To protect themselves in the event of default by the borrower, the lending bank always requests financial guarantees, such as the mortgage. Operation, cost, risks … everything you need to know about mortgage guarantees.
How does the mortgage work?
The mortgage guarantee is the legal means that allows the lending bank to protect itself against the risk of default by the mortgage borrower. It involves mortgaging property owned by the borrower. It can be carried out on the property directly concerned by the credit granted or on another property owned by the borrower. In some cases, the mortgage may report to more than one property.
If the borrower can no longer meet its repayments, the lender (the bank) has the option of having the mortgaged property seized and selling it to recover the loaned capital. The attachment may not exceed the value of the property in question and may not affect the income or other property of the borrower.
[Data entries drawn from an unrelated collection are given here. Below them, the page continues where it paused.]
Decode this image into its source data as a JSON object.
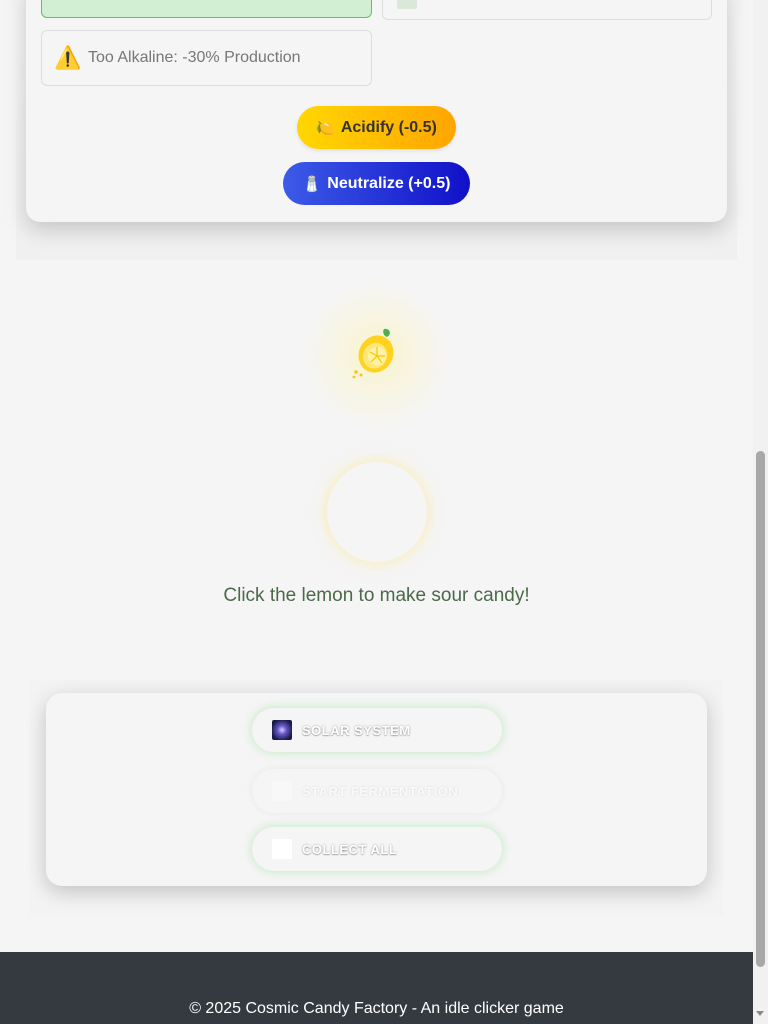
{
  "ph_panel": {
    "warning_icon": "warning-icon",
    "warning_text": "Too Alkaline: -30% Production",
    "acidify_button": {
      "icon": "🍋",
      "label": "Acidify (-0.5)"
    },
    "neutralize_button": {
      "icon": "🧂",
      "label": "Neutralize (+0.5)"
    }
  },
  "clicker": {
    "hint": "Click the lemon to make sour candy!"
  },
  "actions": {
    "solar_system": {
      "icon": "galaxy-icon",
      "label": "SOLAR SYSTEM"
    },
    "start_fermentation": {
      "icon": "ferment-icon",
      "label": "START FERMENTATION"
    },
    "collect_all": {
      "icon": "collect-icon",
      "label": "COLLECT ALL"
    }
  },
  "footer": {
    "text": "© 2025 Cosmic Candy Factory - An idle clicker game"
  },
  "colors": {
    "acidify_gradient_start": "#ffd700",
    "acidify_gradient_end": "#ffa500",
    "neutralize_gradient_start": "#3d5be8",
    "neutralize_gradient_end": "#1010c8",
    "active_box": "#d3efd3",
    "footer_bg": "#343a40"
  }
}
The mortgage guarantee is drawn up in the form of an authentic deed before a notary and is registered at the Land Registry office.
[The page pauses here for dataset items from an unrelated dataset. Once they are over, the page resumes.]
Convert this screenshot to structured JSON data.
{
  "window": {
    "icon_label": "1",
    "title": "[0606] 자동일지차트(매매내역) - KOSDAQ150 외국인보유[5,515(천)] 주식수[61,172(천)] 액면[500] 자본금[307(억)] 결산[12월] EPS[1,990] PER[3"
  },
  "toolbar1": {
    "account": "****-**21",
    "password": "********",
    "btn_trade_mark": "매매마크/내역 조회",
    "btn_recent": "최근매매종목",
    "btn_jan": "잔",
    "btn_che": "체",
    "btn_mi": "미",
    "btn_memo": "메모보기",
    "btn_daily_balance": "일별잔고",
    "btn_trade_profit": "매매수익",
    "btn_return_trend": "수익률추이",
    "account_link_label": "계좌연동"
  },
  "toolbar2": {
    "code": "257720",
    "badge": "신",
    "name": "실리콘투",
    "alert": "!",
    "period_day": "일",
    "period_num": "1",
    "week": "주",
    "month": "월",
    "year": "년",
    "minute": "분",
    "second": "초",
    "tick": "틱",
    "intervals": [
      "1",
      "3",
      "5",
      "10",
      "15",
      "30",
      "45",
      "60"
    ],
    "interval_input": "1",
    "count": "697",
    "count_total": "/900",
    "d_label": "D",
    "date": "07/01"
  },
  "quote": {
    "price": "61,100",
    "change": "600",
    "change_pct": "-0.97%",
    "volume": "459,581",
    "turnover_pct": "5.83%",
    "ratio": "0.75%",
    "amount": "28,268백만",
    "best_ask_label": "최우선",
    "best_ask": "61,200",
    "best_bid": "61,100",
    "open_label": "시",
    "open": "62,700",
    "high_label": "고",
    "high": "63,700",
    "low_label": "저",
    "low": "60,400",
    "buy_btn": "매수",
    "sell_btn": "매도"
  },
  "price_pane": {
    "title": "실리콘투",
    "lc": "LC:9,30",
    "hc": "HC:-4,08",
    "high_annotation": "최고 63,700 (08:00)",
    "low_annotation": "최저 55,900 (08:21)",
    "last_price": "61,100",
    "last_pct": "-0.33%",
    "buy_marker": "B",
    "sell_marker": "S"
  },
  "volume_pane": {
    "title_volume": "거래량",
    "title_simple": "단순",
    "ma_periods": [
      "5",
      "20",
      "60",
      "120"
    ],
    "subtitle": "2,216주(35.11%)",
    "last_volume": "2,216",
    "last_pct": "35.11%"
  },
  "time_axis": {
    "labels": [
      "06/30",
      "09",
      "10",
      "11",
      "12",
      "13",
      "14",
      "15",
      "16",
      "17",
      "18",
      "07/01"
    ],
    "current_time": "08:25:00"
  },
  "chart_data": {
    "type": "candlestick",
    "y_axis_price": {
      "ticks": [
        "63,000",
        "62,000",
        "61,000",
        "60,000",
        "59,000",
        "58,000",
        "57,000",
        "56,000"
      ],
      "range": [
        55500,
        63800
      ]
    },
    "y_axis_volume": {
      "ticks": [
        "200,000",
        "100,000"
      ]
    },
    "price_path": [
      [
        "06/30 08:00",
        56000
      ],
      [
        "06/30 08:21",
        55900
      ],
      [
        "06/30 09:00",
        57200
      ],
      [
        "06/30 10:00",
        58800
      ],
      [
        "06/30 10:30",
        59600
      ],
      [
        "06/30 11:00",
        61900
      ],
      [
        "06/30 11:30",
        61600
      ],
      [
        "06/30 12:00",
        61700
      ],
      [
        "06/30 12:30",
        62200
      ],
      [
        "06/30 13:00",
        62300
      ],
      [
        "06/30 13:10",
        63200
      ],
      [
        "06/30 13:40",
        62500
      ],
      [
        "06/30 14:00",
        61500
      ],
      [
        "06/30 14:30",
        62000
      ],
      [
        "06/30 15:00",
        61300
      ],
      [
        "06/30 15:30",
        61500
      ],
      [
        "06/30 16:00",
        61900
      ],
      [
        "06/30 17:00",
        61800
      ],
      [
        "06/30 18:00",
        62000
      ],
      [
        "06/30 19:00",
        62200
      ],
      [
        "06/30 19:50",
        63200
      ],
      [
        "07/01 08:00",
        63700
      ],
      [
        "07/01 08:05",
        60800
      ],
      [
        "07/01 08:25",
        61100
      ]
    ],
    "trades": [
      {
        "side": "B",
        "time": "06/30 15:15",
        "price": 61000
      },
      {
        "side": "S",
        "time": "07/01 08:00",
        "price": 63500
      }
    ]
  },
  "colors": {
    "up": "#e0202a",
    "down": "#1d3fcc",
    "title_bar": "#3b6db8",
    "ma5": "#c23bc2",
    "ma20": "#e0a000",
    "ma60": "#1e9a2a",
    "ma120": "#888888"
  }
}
Note that if the borrower can choose the guarantee he wants (guarantee, mortgage, etc.), the bank can demand a mortgage guarantee if it considers that the loan is too risky.
How much does a mortgage cost?
When signing the notarial deed, the borrower must pay mortgage costs, which will then be paid (in part) by the notary to the land registry department and the Treasury. Mortgage fees are calculated relative to the amount of the loan guaranteed by the mortgage and represent approximately 1.5 to 2% of it.
These costs consist of the land advertising tax (approximately 0.7% of the loan), disbursements, the real estate security contribution (0.10% of the sale price with a minimum of € 15), notary fees, the cost of researching mortgage statements and 20 % VAT.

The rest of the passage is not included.